For those who might be interested in the sausage-making, here's a summary of what I do to get releases out. I work from this document, which I update as I find errors in the process.
  1. Update Translations. This is cumbersome as it requires upgrading the translation server. Since OpenACS/.LRN upgrades are not 100% bulletproof, I always do it on a backup server. A full two-way synchronization of the translations on translate.openacs.org with the cvs translations takes several hours, because the code is quite slow. Because of these factors, I only update translations where there is a request pending, or when we do a bigger release. As you can see, in the 5.1.x series, .1, ,2, and .5 had translations but .0, .3, and .4 didn't.

    Future: Make successful upgrade of this server a prerequisite for OpenACS and .LRN releases. Provide an automated upgrade server for it so that anyone whose code breaks the upgrade is alerted within a day and held responsible.

  2. Rebuild the Changelog. This is now quite easy. It always surprises me how many changes there are for core on the stable branch, and in fact I am concerned that we are doing too much functionality work on the stable release branch. We should be doing basically zero, because each bit of functionality, while innocuous in isolation, adds risk, and by the time we have 20 functional changes, it seems very likely that the dot release will break somebody's upgrade, somewhere. This is contrary to the purpose of a dot release, which is to be a safe security/bugfix release. Future: Once we have more frequent minor releases, crack down on new functionality on release branches. This is not practical at present because core code put into the trunk sits there for a year or more before release. This is almost as bad as Microsoft.
  3. Update Version Numbers. Jeff tried to automate this for me but it's still easier to manually update the simple perl script and then manually correct anything that missed. It takes only a few minutes to do it this way. This is also where I catch any DocBook errors that other people have introduced by checking in xml and not trying to generate the HTML. This is easy to fix and so I would rather people continue to fix doc errors directly in the xml, even if they make DocBook errors. (Thanks in particular to Malte for doing this, and to a few other people whose identities I've forgotten).

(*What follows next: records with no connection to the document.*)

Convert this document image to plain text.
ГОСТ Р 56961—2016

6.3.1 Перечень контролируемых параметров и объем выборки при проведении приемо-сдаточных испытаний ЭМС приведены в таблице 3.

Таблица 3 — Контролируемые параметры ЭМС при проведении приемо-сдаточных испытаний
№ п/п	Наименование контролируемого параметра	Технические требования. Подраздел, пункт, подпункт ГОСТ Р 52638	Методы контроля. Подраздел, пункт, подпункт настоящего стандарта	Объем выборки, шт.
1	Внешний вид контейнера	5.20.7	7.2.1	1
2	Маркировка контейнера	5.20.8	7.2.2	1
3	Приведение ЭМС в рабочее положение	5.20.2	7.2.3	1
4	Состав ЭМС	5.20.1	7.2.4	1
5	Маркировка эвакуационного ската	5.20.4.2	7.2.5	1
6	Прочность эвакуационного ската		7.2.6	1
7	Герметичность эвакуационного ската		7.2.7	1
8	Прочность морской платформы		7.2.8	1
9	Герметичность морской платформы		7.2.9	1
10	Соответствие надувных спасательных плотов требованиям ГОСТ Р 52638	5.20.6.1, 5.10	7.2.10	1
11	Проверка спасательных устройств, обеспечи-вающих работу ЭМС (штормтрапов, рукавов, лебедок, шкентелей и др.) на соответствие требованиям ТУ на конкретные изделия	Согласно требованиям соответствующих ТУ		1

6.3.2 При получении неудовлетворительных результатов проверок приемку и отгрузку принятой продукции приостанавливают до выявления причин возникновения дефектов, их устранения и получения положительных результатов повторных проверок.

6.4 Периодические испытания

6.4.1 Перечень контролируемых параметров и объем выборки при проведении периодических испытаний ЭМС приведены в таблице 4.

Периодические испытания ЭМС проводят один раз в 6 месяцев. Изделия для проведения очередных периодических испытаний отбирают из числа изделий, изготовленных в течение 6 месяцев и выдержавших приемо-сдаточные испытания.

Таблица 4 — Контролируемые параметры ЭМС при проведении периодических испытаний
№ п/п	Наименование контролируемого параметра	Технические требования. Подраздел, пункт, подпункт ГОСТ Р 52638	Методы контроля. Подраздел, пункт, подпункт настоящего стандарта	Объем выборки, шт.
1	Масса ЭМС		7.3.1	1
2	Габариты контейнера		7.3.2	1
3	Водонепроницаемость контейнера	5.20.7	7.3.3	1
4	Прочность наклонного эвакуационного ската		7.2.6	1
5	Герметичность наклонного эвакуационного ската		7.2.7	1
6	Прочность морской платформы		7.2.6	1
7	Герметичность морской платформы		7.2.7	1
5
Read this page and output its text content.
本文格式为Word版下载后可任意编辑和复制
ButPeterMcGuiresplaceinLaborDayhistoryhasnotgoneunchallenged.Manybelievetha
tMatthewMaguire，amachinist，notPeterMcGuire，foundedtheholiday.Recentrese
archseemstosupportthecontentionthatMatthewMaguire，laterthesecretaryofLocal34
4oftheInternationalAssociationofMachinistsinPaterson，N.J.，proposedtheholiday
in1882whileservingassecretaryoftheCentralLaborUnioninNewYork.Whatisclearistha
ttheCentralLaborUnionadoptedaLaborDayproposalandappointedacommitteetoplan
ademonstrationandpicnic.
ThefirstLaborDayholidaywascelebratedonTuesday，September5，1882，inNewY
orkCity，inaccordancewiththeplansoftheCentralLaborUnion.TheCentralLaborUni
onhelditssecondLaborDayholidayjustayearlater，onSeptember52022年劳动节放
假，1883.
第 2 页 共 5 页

  4. Tag the files in CVS. Figuring out what and why and when to tag took a few years, but doing the tagging takes a few minutes.
  5. Make the tarball(s). Also simple and risk-free.
  6. Test the new tarball(s). I now tend to do this earlier, at the end of Step 3. After I have updated the docs and version numbers, I install the site using pure defaults (ie, as service0 and without changing the config files) and run automated testing. If it installs and passes the automated tests, it's done as far as I'm concerned. I no longer repeat this with the tarballs because I'm reasonably confident that I can now tag, retrieve, and tar files reliably. Future: We need a lot more automated tests, including web tests with tclwebtest or something else, before this cycle will provide any more quality control than a trivial sanity check.
Collapse
Posted by Nima Mazloumi on
How difficult would it be to offer nightly builds of head and main branches?
Collapse
Posted by Jeff Davis on
I by nightly build you mean a nightly cvs checkout, then not hard, if you mean install head and 5.x nightly as a test, then hard.
Collapse
Posted by Nima Mazloumi on
Jeff, what exactly makes the latter hard?
Collapse
Posted by Jeff Davis on
Nima, automated things running out of cvs break and eat up time to fix. See joels testing post where he mentions:
One thing I learned from trying, semi-successfully, to maintain a test server at Collaboraid is that it is a daily job. Despite the automation, various things creep through in a daily automated rebuild that bring sites down for different reasons and sneak past any alarm detection you might have. Peter and Lars and I built a framework for distributed, automated checking, so that we can have a simple central dashboard even if some of the sites are hosted on different machines, and we need to get that working again. So this task is to manually check all test servers every day (over time this could be changed to alert-based checking), troubleshoot any problems, assign tasks to get problems fixed, and restore the test servers to functionality. Every day.